MSigDB relate TFs to Genes

collection: Motif gene sets

Gene sets representing potential targets of regulation by transcription factors or microRNAs. The sets consist of genes grouped by short sequence motifs they share in their non-protein coding regions. The motifs represent known or likely cis-regulatory elements in promoters and 3'-UTRs. These gene sets make it possible to link changes in an expression profiling experiment to a putative cis-regulatory element. The C3 collection is divided into two sub-collections: microRNA targets (MIR) and transcription factor targets (TFT). 
 

sub-collection MIR: microRNA targets

These sets consist of genes sharing 7-nucleotide motifs in their 3' untranslated regions. Each 7-mer motif matches (is complementary to) the seed (bases 2 through 8) of the mature human microRNA (miRNAs) catalogued in v7.1 of miRBase (October 2005). 
 

sub-collection TFT: transcription factor targets

Gene sets that share upstream cis-regulatory motifs which can function as potential transcription factor binding sites. We used two approaches to generate these motif gene sets.
  • Gene sets of "conserved instances" consist of the inferred target genes for each motif m of 174 motifs highly conserved in promoters of four mammalian species (human, mouse, rat and dog).
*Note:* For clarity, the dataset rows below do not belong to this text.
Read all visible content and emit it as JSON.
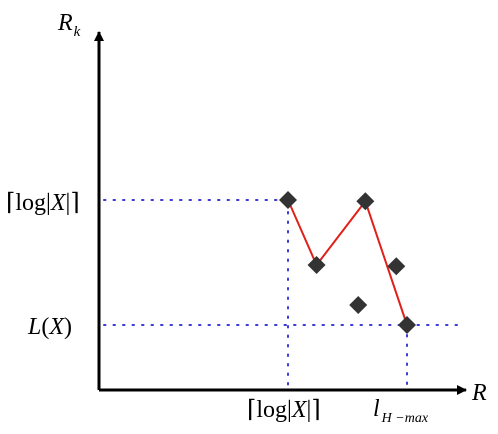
{
  "chart_data": {
    "type": "scatter",
    "axes": {
      "x": {
        "label_main": "R"
      },
      "y": {
        "label_main": "R",
        "label_sub": "k"
      }
    },
    "reference_levels": {
      "y_upper": {
        "label_pre": "⌈log",
        "label_bar1": "|",
        "label_var": "X",
        "label_bar2": "|",
        "label_post": "⌉"
      },
      "y_lower": {
        "label_fn": "L",
        "label_open": "(",
        "label_var": "X",
        "label_close": ")"
      },
      "x_left": {
        "label_pre": "⌈log",
        "label_bar1": "|",
        "label_var": "X",
        "label_bar2": "|",
        "label_post": "⌉"
      },
      "x_right": {
        "label_main": "l",
        "label_sub": "H −max"
      }
    },
    "points": [
      {
        "x": 0.0,
        "y": 1.0,
        "on_frontier": true
      },
      {
        "x": 0.24,
        "y": 0.48,
        "on_frontier": true
      },
      {
        "x": 0.59,
        "y": 0.16,
        "on_frontier": false
      },
      {
        "x": 0.65,
        "y": 0.99,
        "on_frontier": true
      },
      {
        "x": 0.91,
        "y": 0.47,
        "on_frontier": false
      },
      {
        "x": 1.0,
        "y": 0.0,
        "on_frontier": true
      }
    ],
    "grid": false,
    "legend": "none",
    "colors": {
      "axis": "#000000",
      "frontier": "#e0201a",
      "marker": "#333333",
      "guide": "#3a3ad8"
    }
  }
}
The motifs represent potential transcription factor binding sites and are catalogued in Xie X, Lu J, Kulbokas EJ, Golub TR, Mootha V, Lindblad-Toh K, Lander ES, Kellis M. Systematic discovery of regulatory motifs in human promoters and 3' UTRs by comparison of several mammals. Nature. 2005 Mar 17;434(7031):338-45. Each gene set consists of all human genes whose promoters contained at least one conserved instance of motif m , where a promoter is defined as the non-coding sequence contained within a 4-kilobase window centered at the transcription start site (TSS).
  • Mammalian transcriptional regulatory motifs were extracted from v7.4 TRANSFAC database (see supplementary data of Xie et al). Each gene set consists of all human genes whose promoters contains at least one conserved instance of the TRANSFAC motif, where a promoter is defined as the non-coding sequence contained within a 4-kilobase window centered at the transcription start site (TSS).